Im Zuge der Aufarbeitung des Superuser-Skandals, der vor einigen Jahren Pokerwelt erschütterte, wird nun mit Tom „durrrr" Dwan ein besonders prominentes Mitglied der High-Stakes-Szene abgefunden. Ist die Summe ausreichend?

Tom Dwan begann Anfang 2007, auf Full Tilt zu spielen und wurde Ende letzten Jahres schließlich Mitglied des Profi-Teams. Zuvor war Dwan jedoch auch bei anderen Anbietern aktiv, darunter auch Ultimate Bet, und zwar genau zu der Zeit, als die Superuser ihr Unwesen trieben (ca. Januar 2005-Dezember 2007).

Zur Erinnerung: Russ Hamilton, 1994 Gewinner des WSOP Main Events, wurde später Berater bei Ultimate Bet. Er widmete allerdings einen Großteil seiner Zeit der Entwicklung eines groß angelegten Betrugs. Ein kleiner Kreis von Mitarbeitern bei Ultimate Bet spielte auf der Website mithilfe von so genannten Superuser-Accounts, die es ermöglichten, die Hole Cards aller Spieler am Tisch zusehen.

Die auf diese Weise erschwindelte Summe wird auf 22 Mio. Dollar geschätzt.
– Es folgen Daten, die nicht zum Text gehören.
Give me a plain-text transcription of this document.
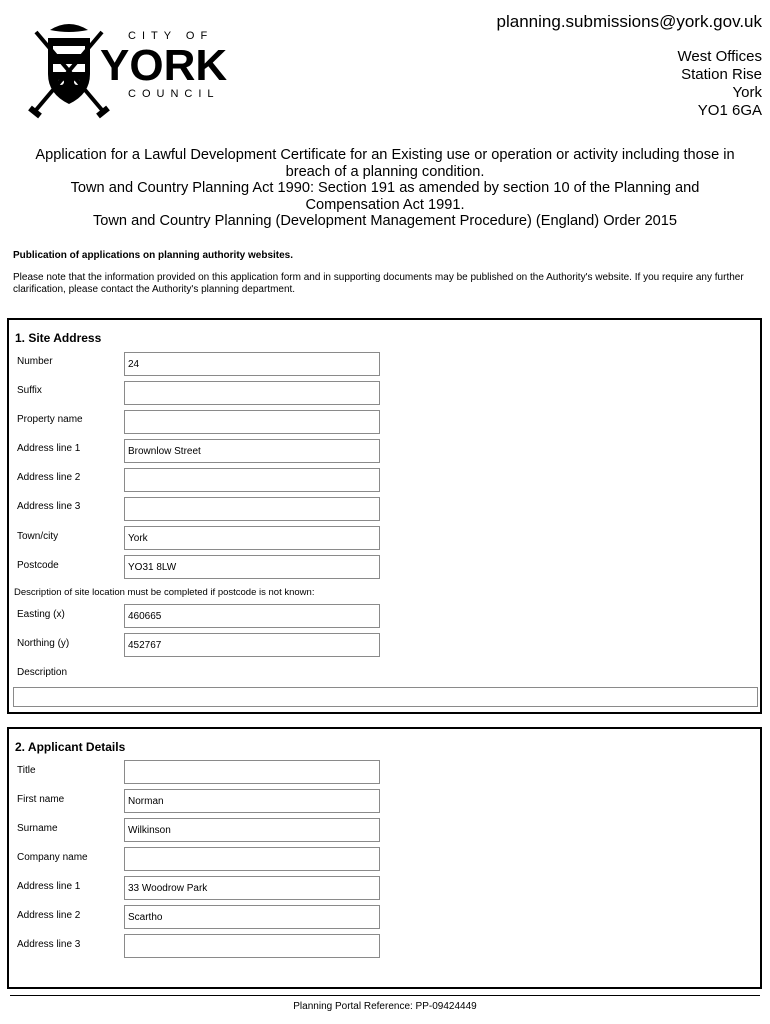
CITY OF
YORK
COUNCIL
planning.submissions@york.gov.uk
West Offices
Station Rise
York
YO1 6GA
Application for a Lawful Development Certificate for an Existing use or operation or activity including those in
breach of a planning condition.
Town and Country Planning Act 1990: Section 191 as amended by section 10 of the Planning and
Compensation Act 1991.
Town and Country Planning (Development Management Procedure) (England) Order 2015
Publication of applications on planning authority websites.
Please note that the information provided on this application form and in supporting documents may be published on the Authority's website. If you require any further clarification, please contact the Authority's planning department.
1. Site Address
Number	24
Suffix
Property name
Address line 1	Brownlow Street
Address line 2
Address line 3
Town/city	York
Postcode	YO31 8LW
Description of site location must be completed if postcode is not known:
Easting (x)	460665
Northing (y)	452767
Description
2. Applicant Details
Title
First name	Norman
Surname	Wilkinson
Company name
Address line 1	33 Woodrow Park
Address line 2	Scartho
Address line 3
Planning Portal Reference: PP-09424449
Offenbar gehörte auch Tom Dwan zu den Opfern, denn UB überwies ihm nun $300.000 als Entschädigung. Dwan erinnert sich an eine Session, in der er etwa 20 Buy-ins auf $50/$100 PLO an einen einzigen Spieler verlor und schätzt den Anteil betrügerischer Spieler auf „etwa 2-3%". Andere Spieler wie David Benefield setzen diese Zahl allerdings deutlich höher an.

Den Namen des Gegners kann Tom Dwan nicht mehr abrufen. Überhaupt zeigt sich das „Wunderkind aus New Jersey" überraschend milde, was den UB-Skandal betrifft. „Ich hatte damals abgesehen von dieser einen Session keine verdächtigen Beobachtungen gemacht."